Single by Lazza featuring Takagi & Ketra

from the album Sirio
- Released: 15 April 2022
- Length: 3:42
- Label: Island
- Songwriters: Jacopo Lazzarini; Davide Petrella; Alessandro Merli; Fabio Clemente;
- Producer: Takagi & Ketra

Lazza singles chronology
| "Molotov" (2022) | "Panico" (2022) | "Tre di cuori" (2022) |

Takagi & Ketra singles chronology
| "Shimmy Shimmy" (2021) | "Panico" (2022) | "Bubble" (2022) |

Music video
- "Panico" on YouTube

= Panico (song) =

2022 song by Lazza

"Panico" is a song co-written and recorded by Italian rapper Lazza. It was released by Island Records on 15 April 2022 as the third single of his third studio album Sirio.

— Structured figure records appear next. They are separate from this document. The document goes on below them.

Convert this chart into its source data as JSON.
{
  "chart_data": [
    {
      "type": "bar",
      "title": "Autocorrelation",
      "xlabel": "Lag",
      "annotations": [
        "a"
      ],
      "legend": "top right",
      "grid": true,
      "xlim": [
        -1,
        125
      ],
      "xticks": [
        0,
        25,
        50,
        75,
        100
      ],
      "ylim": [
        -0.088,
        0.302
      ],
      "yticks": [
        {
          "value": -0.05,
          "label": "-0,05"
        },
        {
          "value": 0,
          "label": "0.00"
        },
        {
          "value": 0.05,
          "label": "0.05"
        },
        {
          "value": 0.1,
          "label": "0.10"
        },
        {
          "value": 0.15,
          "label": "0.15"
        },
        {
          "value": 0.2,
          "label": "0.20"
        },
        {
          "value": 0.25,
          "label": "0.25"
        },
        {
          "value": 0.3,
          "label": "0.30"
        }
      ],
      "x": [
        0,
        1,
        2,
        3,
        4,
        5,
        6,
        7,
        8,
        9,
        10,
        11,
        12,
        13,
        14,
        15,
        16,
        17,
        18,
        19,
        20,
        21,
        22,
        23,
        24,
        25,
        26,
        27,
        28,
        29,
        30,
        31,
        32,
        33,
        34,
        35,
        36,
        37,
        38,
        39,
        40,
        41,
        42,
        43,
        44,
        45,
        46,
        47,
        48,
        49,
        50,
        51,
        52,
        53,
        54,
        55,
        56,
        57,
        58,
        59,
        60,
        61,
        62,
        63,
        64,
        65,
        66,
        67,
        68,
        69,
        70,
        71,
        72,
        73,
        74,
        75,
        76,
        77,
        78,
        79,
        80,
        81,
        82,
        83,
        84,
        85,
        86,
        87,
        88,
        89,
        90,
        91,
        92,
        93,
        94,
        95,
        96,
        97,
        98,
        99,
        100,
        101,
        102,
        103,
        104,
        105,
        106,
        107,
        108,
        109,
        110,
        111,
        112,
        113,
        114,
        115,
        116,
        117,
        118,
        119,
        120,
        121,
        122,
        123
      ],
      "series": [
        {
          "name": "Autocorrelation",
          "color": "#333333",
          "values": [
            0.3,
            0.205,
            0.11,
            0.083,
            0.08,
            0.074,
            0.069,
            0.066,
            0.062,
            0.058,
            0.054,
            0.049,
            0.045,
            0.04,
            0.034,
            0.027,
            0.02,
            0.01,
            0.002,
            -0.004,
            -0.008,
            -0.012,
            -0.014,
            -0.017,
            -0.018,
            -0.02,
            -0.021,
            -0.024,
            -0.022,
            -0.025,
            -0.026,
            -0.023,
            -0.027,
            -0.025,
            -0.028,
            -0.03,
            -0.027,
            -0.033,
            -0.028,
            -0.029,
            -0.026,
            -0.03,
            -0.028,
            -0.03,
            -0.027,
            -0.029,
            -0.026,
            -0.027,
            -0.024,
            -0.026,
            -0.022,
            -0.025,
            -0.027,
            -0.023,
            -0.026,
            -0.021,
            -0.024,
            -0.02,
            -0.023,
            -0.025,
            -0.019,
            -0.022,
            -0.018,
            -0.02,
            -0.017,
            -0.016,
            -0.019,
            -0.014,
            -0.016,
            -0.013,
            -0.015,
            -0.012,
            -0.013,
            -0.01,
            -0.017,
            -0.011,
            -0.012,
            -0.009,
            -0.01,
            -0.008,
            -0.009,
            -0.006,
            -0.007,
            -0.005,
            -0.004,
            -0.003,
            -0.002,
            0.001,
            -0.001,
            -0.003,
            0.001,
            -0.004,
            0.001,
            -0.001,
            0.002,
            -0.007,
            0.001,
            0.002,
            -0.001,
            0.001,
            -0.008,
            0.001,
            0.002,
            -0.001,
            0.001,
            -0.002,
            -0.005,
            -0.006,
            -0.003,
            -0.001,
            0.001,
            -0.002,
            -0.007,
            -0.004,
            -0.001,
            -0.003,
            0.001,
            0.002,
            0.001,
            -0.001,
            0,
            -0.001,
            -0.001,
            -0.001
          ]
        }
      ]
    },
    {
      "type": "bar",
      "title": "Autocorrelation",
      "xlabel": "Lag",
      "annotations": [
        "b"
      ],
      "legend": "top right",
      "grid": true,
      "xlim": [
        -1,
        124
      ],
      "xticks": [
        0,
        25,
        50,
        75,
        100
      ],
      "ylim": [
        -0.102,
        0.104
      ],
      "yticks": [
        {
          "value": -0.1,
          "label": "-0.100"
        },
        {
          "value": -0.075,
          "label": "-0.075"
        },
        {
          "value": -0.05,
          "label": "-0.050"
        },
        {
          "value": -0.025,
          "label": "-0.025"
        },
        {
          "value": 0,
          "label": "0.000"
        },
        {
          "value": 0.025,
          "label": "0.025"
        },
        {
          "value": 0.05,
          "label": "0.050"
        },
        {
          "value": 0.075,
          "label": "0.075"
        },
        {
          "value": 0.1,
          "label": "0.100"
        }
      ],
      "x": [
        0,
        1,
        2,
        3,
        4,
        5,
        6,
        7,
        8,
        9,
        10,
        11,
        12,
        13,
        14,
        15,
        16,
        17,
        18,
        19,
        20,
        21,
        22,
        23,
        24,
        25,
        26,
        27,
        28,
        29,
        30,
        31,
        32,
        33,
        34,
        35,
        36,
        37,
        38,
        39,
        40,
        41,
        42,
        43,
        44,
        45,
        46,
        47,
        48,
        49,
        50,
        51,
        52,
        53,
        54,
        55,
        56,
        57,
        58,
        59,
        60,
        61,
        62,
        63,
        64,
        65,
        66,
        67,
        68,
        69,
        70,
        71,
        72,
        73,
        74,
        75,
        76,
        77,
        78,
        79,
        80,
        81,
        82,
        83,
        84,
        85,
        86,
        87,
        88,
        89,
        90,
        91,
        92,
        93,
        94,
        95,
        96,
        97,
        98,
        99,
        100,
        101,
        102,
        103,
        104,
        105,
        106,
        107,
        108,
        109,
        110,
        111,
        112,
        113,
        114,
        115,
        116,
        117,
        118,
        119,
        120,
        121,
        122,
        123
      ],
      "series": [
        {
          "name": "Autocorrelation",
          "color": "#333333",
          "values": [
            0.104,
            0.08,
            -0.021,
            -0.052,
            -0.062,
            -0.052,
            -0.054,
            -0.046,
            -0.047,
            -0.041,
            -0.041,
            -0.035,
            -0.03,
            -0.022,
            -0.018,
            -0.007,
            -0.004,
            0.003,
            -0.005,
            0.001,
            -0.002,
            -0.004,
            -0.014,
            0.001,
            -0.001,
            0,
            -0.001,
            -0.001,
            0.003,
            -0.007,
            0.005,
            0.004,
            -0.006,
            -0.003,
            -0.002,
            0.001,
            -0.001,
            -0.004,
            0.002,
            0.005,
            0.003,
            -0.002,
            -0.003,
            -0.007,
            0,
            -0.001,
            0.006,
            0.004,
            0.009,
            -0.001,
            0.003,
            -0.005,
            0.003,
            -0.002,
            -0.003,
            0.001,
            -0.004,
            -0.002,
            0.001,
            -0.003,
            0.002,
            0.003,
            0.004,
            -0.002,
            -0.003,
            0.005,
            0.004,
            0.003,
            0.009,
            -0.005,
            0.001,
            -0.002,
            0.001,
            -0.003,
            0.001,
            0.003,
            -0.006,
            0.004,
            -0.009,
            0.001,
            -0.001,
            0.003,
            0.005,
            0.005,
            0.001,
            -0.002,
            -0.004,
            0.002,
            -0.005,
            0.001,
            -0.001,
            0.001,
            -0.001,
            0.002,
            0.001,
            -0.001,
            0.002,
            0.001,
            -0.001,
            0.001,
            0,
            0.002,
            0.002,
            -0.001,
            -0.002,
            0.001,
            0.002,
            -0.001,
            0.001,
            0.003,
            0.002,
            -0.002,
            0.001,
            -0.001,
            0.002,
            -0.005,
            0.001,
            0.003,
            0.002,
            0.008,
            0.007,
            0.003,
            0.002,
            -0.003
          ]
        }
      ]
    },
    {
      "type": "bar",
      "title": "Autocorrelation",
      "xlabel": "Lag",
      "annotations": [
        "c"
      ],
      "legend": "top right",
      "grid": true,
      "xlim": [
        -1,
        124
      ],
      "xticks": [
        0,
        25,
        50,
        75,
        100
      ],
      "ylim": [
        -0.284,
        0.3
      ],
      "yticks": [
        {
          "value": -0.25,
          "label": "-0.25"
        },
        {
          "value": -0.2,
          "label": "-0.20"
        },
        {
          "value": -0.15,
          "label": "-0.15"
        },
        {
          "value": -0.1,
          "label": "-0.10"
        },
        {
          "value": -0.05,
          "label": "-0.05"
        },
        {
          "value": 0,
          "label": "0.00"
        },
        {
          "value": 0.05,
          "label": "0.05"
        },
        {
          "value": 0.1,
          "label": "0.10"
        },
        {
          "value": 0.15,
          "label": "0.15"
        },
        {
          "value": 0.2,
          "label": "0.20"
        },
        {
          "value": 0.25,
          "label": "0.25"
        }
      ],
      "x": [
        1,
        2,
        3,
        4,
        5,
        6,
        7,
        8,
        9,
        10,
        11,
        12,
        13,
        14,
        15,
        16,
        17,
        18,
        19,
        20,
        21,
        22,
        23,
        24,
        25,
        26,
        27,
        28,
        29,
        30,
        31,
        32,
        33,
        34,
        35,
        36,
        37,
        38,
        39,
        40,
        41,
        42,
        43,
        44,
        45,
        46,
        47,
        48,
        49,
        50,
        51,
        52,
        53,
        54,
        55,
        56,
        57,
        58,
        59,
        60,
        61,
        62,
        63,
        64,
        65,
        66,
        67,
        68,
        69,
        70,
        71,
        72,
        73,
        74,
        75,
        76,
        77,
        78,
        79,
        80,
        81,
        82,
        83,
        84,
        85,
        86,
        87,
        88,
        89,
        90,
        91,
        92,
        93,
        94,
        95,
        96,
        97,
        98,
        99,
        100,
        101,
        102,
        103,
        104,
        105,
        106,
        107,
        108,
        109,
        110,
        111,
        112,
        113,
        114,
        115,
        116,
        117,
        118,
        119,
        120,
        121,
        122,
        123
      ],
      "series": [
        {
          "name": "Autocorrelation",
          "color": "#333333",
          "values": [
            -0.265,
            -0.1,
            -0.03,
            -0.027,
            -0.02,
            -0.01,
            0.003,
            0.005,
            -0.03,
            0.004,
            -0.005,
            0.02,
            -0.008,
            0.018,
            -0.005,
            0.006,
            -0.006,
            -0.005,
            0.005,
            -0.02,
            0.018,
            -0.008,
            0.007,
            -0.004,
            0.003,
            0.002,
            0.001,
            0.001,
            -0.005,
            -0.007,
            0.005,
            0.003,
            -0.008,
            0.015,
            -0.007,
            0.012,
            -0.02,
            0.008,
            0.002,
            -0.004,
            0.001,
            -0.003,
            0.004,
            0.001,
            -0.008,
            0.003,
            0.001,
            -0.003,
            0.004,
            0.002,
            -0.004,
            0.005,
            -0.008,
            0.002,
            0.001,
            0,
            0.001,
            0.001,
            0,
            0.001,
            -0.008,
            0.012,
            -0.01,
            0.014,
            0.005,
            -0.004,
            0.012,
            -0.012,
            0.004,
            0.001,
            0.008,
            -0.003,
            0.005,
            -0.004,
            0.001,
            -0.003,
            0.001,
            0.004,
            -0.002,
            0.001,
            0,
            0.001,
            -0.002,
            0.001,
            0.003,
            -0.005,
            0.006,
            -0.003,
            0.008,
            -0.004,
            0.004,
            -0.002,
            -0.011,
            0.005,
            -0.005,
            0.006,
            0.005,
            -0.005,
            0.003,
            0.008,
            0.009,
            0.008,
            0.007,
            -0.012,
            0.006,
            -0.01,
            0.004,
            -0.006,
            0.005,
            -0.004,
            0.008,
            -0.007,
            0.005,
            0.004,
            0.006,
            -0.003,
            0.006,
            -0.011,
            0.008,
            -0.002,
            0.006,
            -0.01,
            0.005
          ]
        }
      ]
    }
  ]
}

It was written by Lazza with co-writing contribution by Davide Petrella and produced by the duo Takagi & Ketra. The song peaked at number 2 on the Italian singles chart and was certified quintuple platinum in Italy.

==Music video==
A music video of "Panico", directed by Giulio Rosati, was released on 9 June 2022 via Lazza's YouTube channel.

==Charts==
===Weekly charts===

Weekly chart performance for "Panico"
| Chart (2022) | Peak position |
|---|---|
| Italy (FIMI) | 2 |

===Year-end charts===

2022 year-end chart performance for "Panico"
| Chart (2022) | Position |
|---|---|
| Italy (FIMI) | 23 |

2023 year-end chart performance for "Panico"
| Chart (2023) | Position |
|---|---|
| Italy (FIMI) | 29 |

==Certifications==

| Region | Certification | Certified units/sales |
| Italy (FIMI) | 6× Platinum | 600,000^{‡} |
^{‡} Sales+streaming figures based on certification alone.